Baca Juga: Honda Racing Corporation Dirikan Basis Formula Satu Baru di Inggris
Pemasok akan diminta untuk memproduksi dan mengirimkan Halo baru, yang harus lulus uji kekuatan yang ketat, dan diberikan kepada tim mulai tahun 2026 hingga 2030.

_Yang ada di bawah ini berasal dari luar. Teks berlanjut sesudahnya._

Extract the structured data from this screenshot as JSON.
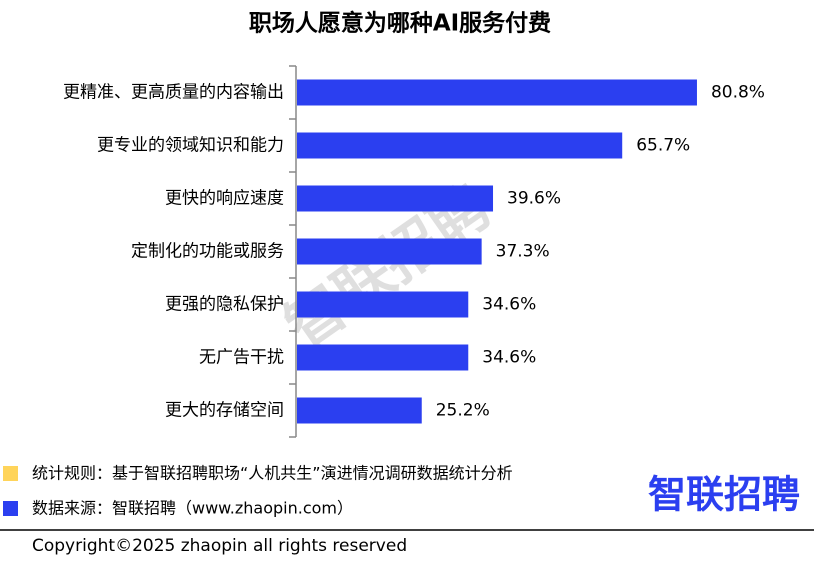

Tahun lalu, FIA’s head of single seaters Nikolas Tombazis mengatakan keinginan untuk mengurangi bobot mobil di F1 cukup tinggi.
“Kami bertujuan untuk menurunkan batas berat secara signifikan, dan kami berupaya mengurangi batas berat sebesar 40 hingga 50 kilogram pada tahun 2026,” kata Tombazis.
Baca Juga: Formula 1 Buka Program Beasiswa Bagi 20 Mahasiswa dari 5 Universitas Terkenal
“Cara yang ingin kami lakukan terkait dengan apa yang kami sebut sebagai konsep 'mobil gesit'."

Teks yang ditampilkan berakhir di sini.